In 1833 Daniel Egerton and William Abbott took over the lease and whilst their time at the theatre ended a year later with bankruptcy, they did bestow one of the most enduring legacies in its history. The two decided that they needed to secure a new patron for the theatre and approached the widowed Duchess of Kent, Princess Victoria of Saxe-Coburg-Saalfeld, mother of the soon-to-be Queen Victoria. Egerton and Abbott proclaimed that the Coburg would become The Royal Victoria Theatre – although there was some confusion as to which Victoria; the Duchess of Kent was also called Victoria and was the new patron, but the world was happy to assume that the name was given after her daughter, the future Queen Victoria.

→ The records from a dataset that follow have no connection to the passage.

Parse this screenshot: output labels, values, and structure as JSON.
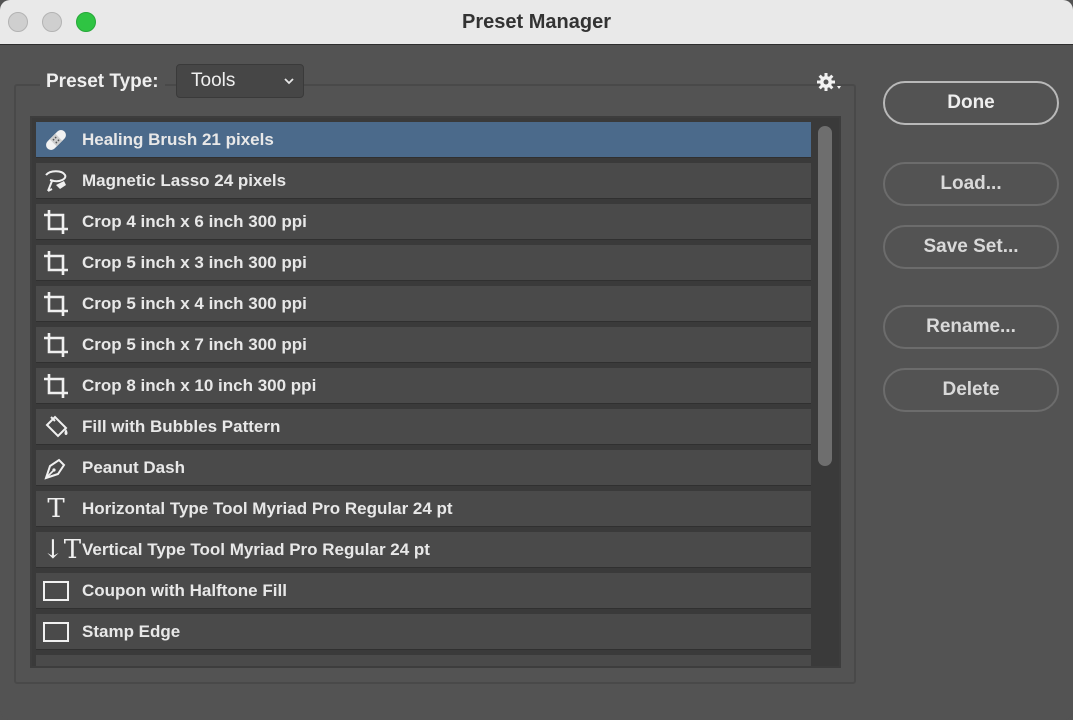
{
  "window": {
    "title": "Preset Manager"
  },
  "preset_type": {
    "label": "Preset Type:",
    "selected": "Tools"
  },
  "menu_icon": "gear-icon",
  "list": {
    "items": [
      {
        "label": "Healing Brush 21 pixels",
        "icon": "bandage-icon",
        "selected": true
      },
      {
        "label": "Magnetic Lasso 24 pixels",
        "icon": "magnetic-lasso-icon"
      },
      {
        "label": "Crop 4 inch x 6 inch 300 ppi",
        "icon": "crop-icon"
      },
      {
        "label": "Crop 5 inch x 3 inch 300 ppi",
        "icon": "crop-icon"
      },
      {
        "label": "Crop 5 inch x 4 inch 300 ppi",
        "icon": "crop-icon"
      },
      {
        "label": "Crop 5 inch x 7 inch 300 ppi",
        "icon": "crop-icon"
      },
      {
        "label": "Crop 8 inch x 10 inch 300 ppi",
        "icon": "crop-icon"
      },
      {
        "label": "Fill with Bubbles Pattern",
        "icon": "paint-bucket-icon"
      },
      {
        "label": "Peanut Dash",
        "icon": "pen-icon"
      },
      {
        "label": "Horizontal Type Tool Myriad Pro Regular 24 pt",
        "icon": "type-icon",
        "glyph": "T"
      },
      {
        "label": "Vertical Type Tool Myriad Pro Regular 24 pt",
        "icon": "vertical-type-icon",
        "glyph": "↓T"
      },
      {
        "label": "Coupon with Halftone Fill",
        "icon": "rectangle-icon"
      },
      {
        "label": "Stamp Edge",
        "icon": "rectangle-icon"
      }
    ]
  },
  "buttons": {
    "done": "Done",
    "load": "Load...",
    "save_set": "Save Set...",
    "rename": "Rename...",
    "delete": "Delete"
  },
  "colors": {
    "selection": "#4b6a8b",
    "zoom_button": "#2fc443"
  }
}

That same year a 14-year-old Princess Victoria made her first and only visit to The Old Vic, then the Royal Coburg. She saw Gustavas the Third, in which the assassination of the King of Sweden is enacted on stage. Despite the subject matter, she found the experience very agreeable, writing in her diary that ‘it was a very clean and pretty little theatre.’

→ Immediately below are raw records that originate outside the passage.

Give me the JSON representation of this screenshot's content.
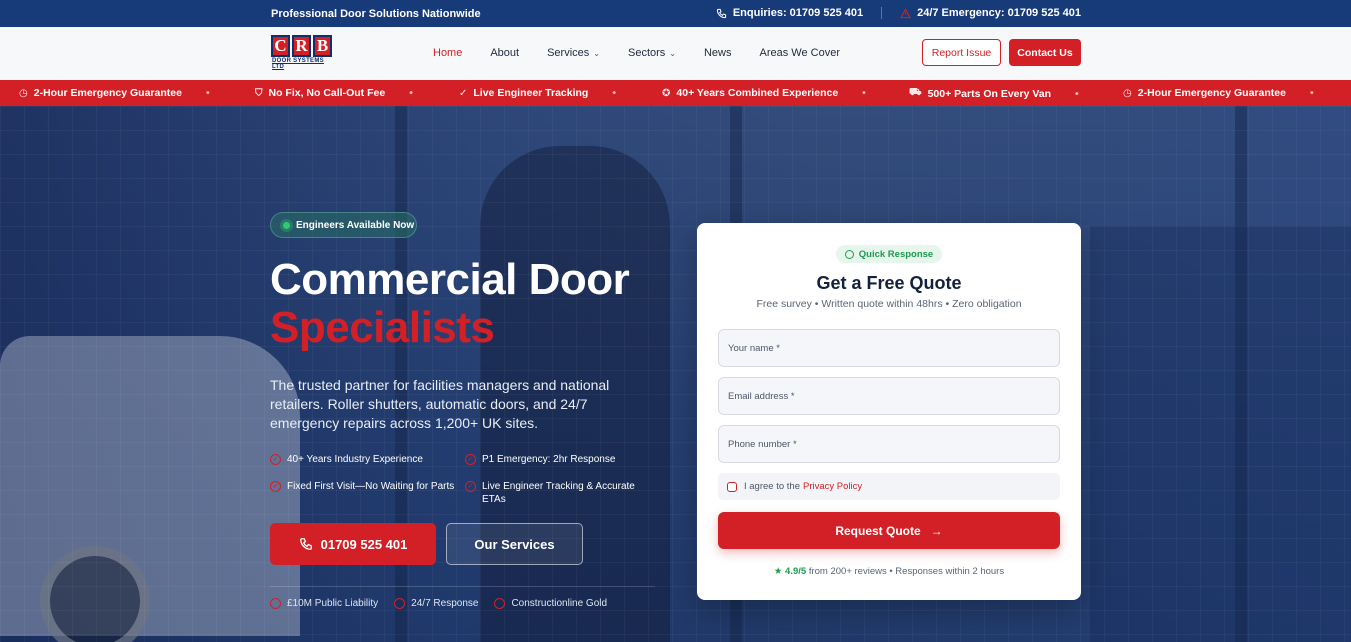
{
  "topbar": {
    "tagline": "Professional Door Solutions Nationwide",
    "enquiries": "Enquiries: 01709 525 401",
    "emergency": "24/7 Emergency: 01709 525 401"
  },
  "logo": {
    "letters": [
      "C",
      "R",
      "B"
    ],
    "sub": "DOOR SYSTEMS LTD"
  },
  "nav": {
    "items": [
      {
        "label": "Home",
        "active": true,
        "dropdown": false
      },
      {
        "label": "About",
        "dropdown": false
      },
      {
        "label": "Services",
        "dropdown": true
      },
      {
        "label": "Sectors",
        "dropdown": true
      },
      {
        "label": "News",
        "dropdown": false
      },
      {
        "label": "Areas We Cover",
        "dropdown": false
      }
    ],
    "report_issue": "Report Issue",
    "contact_us": "Contact Us"
  },
  "ticker": [
    {
      "label": "2-Hour Emergency Guarantee",
      "icon": "clock-icon"
    },
    {
      "label": "No Fix, No Call-Out Fee",
      "icon": "shield-icon"
    },
    {
      "label": "Live Engineer Tracking",
      "icon": "check-circle-icon"
    },
    {
      "label": "40+ Years Combined Experience",
      "icon": "award-icon"
    },
    {
      "label": "500+ Parts On Every Van",
      "icon": "van-icon"
    },
    {
      "label": "2-Hour Emergency Guarantee",
      "icon": "clock-icon"
    }
  ],
  "hero": {
    "badge": "Engineers Available Now",
    "title_line1": "Commercial Door",
    "title_line2": "Specialists",
    "lead": "The trusted partner for facilities managers and national retailers. Roller shutters, automatic doors, and 24/7 emergency repairs across 1,200+ UK sites.",
    "features": [
      "40+ Years Industry Experience",
      "P1 Emergency: 2hr Response",
      "Fixed First Visit—No Waiting for Parts",
      "Live Engineer Tracking & Accurate ETAs"
    ],
    "phone_cta": "01709 525 401",
    "services_cta": "Our Services",
    "trust": [
      "£10M Public Liability",
      "24/7 Response",
      "Constructionline Gold"
    ]
  },
  "quote": {
    "badge": "Quick Response",
    "title": "Get a Free Quote",
    "subtitle": "Free survey • Written quote within 48hrs • Zero obligation",
    "name_placeholder": "Your name *",
    "email_placeholder": "Email address *",
    "phone_placeholder": "Phone number *",
    "agree_text": "I agree to the",
    "privacy_link": "Privacy Policy",
    "submit": "Request Quote",
    "rating_score": "★ 4.9/5",
    "rating_text": "from 200+ reviews • Responses within 2 hours"
  },
  "colors": {
    "brand_red": "#d32026",
    "navy": "#173a78",
    "success": "#1e9b4f"
  }
}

The name stuck until 1871 when a new lease holder, Romaine Delatorre erected a new theatre between the original walls and beneath the original roof, renaming his 2,300-seat creation the Royal Victoria Palace and it was also in this year that ‘The Old Vic’ first came into being. It first appeared in print at Christmas 1871 in an article in the Daily News two days after the newly renovated theatre opened: ‘Re-decorated, re-furbished, re-arranged, and as far as the interior is concerned almost rebuilt, The ‘Old Vic’ once more takes place amongst London theatres.’

Nine years later, the official name changed again under the management of Emma Cons and the Royal Victoria Palace became the Royal Victoria Hall and in 1912, Lilian Baylis secured a theatre licence, settling on the name we still have to this day.